Founder Chobani: ‘Innovation doesn’t happen when you feel comfortable’

    As a 20-year-old son of Turkish nomads, Hamdi Ulukaya gave his first speech. He was nervous, but he told the dozens of people who were with him in a small town near the Euphrates River that he was going to write about injustice and human rights abuses. He would publish a newspaper to tackle political injustice.

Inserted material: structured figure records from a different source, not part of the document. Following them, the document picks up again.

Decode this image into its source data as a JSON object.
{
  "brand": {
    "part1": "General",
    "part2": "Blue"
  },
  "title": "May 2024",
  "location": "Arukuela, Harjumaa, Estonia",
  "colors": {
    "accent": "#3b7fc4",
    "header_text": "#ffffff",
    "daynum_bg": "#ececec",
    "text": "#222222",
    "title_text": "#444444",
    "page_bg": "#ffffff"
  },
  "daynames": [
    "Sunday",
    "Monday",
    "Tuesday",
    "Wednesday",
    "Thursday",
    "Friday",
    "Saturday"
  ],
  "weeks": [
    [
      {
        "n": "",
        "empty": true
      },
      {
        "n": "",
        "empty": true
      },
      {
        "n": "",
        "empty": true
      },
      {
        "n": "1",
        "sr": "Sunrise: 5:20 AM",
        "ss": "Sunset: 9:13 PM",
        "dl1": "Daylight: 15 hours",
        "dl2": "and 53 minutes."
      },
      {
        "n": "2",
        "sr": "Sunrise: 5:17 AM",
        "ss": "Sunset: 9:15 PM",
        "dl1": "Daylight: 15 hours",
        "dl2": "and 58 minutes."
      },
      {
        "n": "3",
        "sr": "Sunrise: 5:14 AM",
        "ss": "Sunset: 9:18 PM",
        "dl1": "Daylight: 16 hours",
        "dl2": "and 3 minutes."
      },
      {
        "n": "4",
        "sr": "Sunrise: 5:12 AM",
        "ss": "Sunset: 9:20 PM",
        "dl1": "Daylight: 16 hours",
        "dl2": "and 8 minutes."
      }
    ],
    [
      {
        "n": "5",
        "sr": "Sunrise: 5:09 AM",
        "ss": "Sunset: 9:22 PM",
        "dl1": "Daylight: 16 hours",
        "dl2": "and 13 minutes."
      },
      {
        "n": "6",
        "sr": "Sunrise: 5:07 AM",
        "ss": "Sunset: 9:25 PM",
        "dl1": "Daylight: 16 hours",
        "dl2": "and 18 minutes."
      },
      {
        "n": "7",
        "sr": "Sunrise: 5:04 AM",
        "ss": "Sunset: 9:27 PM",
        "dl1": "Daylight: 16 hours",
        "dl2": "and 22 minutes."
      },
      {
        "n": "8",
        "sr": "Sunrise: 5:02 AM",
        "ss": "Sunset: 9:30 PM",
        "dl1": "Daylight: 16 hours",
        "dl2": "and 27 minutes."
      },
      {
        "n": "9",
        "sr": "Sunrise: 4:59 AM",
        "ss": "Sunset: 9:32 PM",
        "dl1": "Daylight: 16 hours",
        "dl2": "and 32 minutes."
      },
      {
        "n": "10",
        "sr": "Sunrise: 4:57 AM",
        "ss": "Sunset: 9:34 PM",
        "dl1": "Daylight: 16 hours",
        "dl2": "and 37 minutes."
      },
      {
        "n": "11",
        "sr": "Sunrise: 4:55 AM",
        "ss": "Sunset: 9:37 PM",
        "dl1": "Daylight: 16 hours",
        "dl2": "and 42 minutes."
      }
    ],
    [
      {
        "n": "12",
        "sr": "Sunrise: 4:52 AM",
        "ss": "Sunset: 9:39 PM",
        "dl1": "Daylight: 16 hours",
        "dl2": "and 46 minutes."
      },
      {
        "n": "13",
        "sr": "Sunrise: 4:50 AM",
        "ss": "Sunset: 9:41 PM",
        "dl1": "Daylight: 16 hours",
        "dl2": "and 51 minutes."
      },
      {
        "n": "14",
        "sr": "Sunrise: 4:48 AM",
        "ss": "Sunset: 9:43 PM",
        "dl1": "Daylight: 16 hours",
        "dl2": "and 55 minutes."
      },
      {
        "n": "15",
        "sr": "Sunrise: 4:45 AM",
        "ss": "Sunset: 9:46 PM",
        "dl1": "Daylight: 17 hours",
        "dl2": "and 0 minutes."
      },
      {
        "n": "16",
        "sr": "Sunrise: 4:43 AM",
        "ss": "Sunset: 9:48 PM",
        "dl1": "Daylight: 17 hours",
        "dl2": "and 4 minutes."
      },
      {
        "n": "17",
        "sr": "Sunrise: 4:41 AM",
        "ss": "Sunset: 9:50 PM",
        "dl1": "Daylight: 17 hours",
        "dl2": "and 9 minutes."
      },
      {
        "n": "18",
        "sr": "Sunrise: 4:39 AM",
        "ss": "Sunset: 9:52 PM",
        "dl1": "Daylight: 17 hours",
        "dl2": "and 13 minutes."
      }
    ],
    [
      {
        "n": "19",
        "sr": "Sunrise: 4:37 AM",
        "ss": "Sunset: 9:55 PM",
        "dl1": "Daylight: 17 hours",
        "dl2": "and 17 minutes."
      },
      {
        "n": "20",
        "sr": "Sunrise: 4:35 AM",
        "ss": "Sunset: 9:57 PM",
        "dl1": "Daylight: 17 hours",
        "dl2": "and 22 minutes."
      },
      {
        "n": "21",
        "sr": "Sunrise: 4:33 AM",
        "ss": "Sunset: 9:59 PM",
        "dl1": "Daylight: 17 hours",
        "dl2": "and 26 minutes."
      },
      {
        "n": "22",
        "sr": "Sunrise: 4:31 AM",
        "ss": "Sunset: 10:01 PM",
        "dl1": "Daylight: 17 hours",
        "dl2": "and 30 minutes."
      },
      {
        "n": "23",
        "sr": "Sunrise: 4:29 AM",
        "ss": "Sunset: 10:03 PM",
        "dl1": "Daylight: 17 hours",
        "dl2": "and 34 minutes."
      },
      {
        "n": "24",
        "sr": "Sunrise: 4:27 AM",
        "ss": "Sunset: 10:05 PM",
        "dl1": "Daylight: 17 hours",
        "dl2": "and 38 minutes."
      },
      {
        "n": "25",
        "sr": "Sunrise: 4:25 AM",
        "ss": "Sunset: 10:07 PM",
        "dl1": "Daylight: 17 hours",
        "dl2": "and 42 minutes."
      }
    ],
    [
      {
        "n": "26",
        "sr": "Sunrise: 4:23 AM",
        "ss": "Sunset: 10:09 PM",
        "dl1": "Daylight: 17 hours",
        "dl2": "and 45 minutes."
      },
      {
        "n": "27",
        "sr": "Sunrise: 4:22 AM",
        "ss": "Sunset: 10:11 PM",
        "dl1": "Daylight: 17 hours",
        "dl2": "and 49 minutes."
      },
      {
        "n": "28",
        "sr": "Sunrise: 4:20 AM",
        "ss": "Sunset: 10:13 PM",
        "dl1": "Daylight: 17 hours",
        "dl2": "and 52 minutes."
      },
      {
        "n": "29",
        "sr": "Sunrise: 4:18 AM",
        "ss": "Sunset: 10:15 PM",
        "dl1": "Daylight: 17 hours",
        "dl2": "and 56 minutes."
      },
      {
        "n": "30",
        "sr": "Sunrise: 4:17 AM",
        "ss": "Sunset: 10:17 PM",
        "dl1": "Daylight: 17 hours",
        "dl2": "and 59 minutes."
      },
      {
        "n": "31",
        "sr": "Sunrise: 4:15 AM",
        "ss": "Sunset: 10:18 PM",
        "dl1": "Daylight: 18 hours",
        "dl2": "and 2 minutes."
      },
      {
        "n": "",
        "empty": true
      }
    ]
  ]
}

    “I had no idea how to publish a newspaper,” he says. “I did it anyway.” It was that newspaper that got him in trouble with the government, he explains, leading him to flee Turkey, immigrate to the United States, found the yogurt company Chobani, and started what would become a coalition of more than 200 companies seeking employment. for and support for refugees around the world.

    On May 13, Ulukaya stood before a crowd of recent Northeastern University graduates in Boston’s Fenway Park, urging them to make a difference in the world as he has. Looking at their 20-year-old faces, he said, seeing himself at age 20, “I can tell you you all have the same fire in you.”

    “I hope you don’t turn away from the things that make you uncomfortable,” he advised the audience. “My wish is that you turn to them, look them in the eye and work for the rest of your life to change them.”

    Ulukaya founded Chobani after seeing a listing for a recently abandoned dairy in an economically depressed area of ​​upstate New York. With the aim of employing as many people as possible – with a living wage and good fringe benefits – he developed Chobani into the best-selling Greek-style yogurt in the country. Along the way, he was told to keep quiet about his passion for helping and hiring refugees or else his company would be boycotted and he’d lose everything he’d worked toward. “I said, ‘If I’m going to lose everything, I’m going to tell the truth,'” he says.

    Ulukaya uses his personal wealth to fund the Tent Partnership for Refugees, his global non-profit organization. He has also signed the Giving Pledge to commit most of his wealth to philanthropic endeavors.

    There’s an irony the graduates have to face, he says: their generation is considered fragile snowflakes by some older people. “But here’s the truth: Your generation has had more junk in your path than just about any other generation in history,” he says, pointing to the Great Recession, mass shootings, social media bullying, racial injustice and the Covid-19 pandemic . “And we know you survived them all.”

    “Innovation doesn’t happen when you’re comfortable. Progress doesn’t happen when you’re comfortable. Change doesn’t happen when you’re comfortable,” Ulukaya told the graduates, letting them know they were all ready to create the change in the world they are pursuing – be it politicians to get serious about climate change, or executives to make diversity, equity and inclusion real priorities. ‘Of course I don’t have to tell you this. You are the poster children of uncomfortable.’